Vu les conclusions du 12 janvier 2018 par lesquelles la société Paul Services, intimée, demande à la cour, au visa des articles 1134 alinéa 3 et 1382 du Code civil, de :

- confirmer le jugement rendu par le Tribunal de commerce de Paris le 18 novembre 2015 en toutes ses dispositions,

- débouter Me Blanc, ès qualités de liquidateur de la société Coupaul, de l'ensemble de ses demandes, fins et conclusions,

- débouter M. et Mme Couturier, de l'ensemble de leurs demandes, fins et conclusions, y ajoutant,

- dire que l'appel interjeté par Me Blanc, ès qualités de liquidateur judiciaire de la société Coupaul, et M. et Mme Couturier est abusif, en conséquence,

- condamner solidairement Me Blanc, ès qualités de liquidateur judiciaire de la société Coupaul, et M. et Mme Couturier à lui payer la somme de 10 000 euros en réparation de l'appel abusif,

- condamner solidairement Me Blanc, ès qualités de liquidateur judiciaire de la société Coupaul, et M. et Mme Couturier à lui payer la somme de 15 000 euros sur le fondement de l'article 700 du Code de procédure civile,

- condamner solidairement Me Blanc, ès qualités de liquidateur judiciaire de la société Coupaul, et M. et Mme Couturier aux entiers dépens d'appel ;

Elle fait notamment valoir que :

- le moyen tiré du défaut de qualité de la société Paul Services à résilier les contrats est soulevé tardivement par les appelantes,

- si le contrat du 11 décembre 2006 n'est pas listé en annexe, il ne s'agit que d'une erreur matérielle,

- les deux contrats lui ont été transférés par la société Holder, comme le mentionne le courrier du 4 mars 2009,

- le contrat de location-gérance a prévu expressément le transfert de l'ensemble des contrats de franchise, y compris celui du 11 décembre 2006,

- la société Paul Services a poursuivi l'exécution des deux contrats de franchise conclus avec la société Coupaul après leur transfert,

- les contrats de franchise des 6 et 11 décembre 2006 stipulaient expressément la faculté pour la société Holder de céder les contrats conclus avec la société Coupaul,

- le contrat de location-gérance conclu entre la société Holder et la société Paul Services a stipulé le transfert de tous les contrats de franchise au locataire-gérant, à savoir la société Paul Services,

- le courrier du 4 mars 2009 a informé la société Coupaul du changement de franchiseur,

- la société Coupaul, qui avait consenti par avance à la cession des contrats signés avec la société Holder, a en outre manifesté son consentement après la cession,

- l'ouverture de ce troisième magasin, sans son accord préalable, a constitué une violation flagrante de la clause de non-concurrence applicable pendant la durée des relations contractuelles et contenue dans les contrats des 6 avril et 11 décembre 2006, et une violation de la clause de secret, en ce que le troisième point de vente a été exploité sans qu'un contrat de franchise Paul soit conclu,

- elle n'a pas violé le Code de la déontologie européen de la franchise, la société Coupaul ayant commis une faute grave et intentionnelle, en violation manifeste du contrat de franchise ;

Sur ce

LA COUR se réfère, pour un plus ample exposé des faits, de la procédure, des moyens échangés et des prétentions des parties, à la décision déférée et aux dernières conclusions échangées en appel.

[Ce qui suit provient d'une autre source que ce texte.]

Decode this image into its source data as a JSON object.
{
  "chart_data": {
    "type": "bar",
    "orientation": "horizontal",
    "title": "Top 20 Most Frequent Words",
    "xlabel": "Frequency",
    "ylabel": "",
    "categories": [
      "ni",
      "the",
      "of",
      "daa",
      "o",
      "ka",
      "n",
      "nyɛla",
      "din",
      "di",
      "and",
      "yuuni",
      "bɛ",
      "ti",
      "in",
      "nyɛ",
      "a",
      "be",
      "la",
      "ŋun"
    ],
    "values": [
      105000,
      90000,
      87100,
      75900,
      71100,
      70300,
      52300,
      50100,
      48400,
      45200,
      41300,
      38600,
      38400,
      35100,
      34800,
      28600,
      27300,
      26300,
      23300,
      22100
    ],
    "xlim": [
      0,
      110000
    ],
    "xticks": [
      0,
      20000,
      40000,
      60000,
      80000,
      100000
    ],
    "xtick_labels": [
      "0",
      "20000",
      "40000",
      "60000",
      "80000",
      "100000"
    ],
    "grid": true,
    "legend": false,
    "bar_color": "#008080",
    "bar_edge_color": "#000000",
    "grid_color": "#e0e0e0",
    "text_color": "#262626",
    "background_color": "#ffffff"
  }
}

En application de l'article 954 alinéa 2 du Code de procédure civile, la cour ne statue que sur les prétentions énoncées au dispositif des conclusions.

Sur la résiliation des deux contrats de franchise le 2 mars 2010 par la société Paul Services

Sur la qualité de la société Paul Services à résilier les contrats de franchise

Les appelants soutiennent que la société Paul Services, locataire-gérant du fonds de commerce Paul, n'avait pas qualité à résilier les deux contrats aux motifs que ces contrats ont été signés entre la société Coupaul et la société Holder, que le contrat du 11 décembre 2006 n'a pas été transféré à la société Paul Services, que la substitution n'est pas opposable à la société Coupaul, n'ayant pas donné son accord express et cette substitution ne lui ayant pas été notifiée, et qu'un nouveau DIP ne lui a pas été remis.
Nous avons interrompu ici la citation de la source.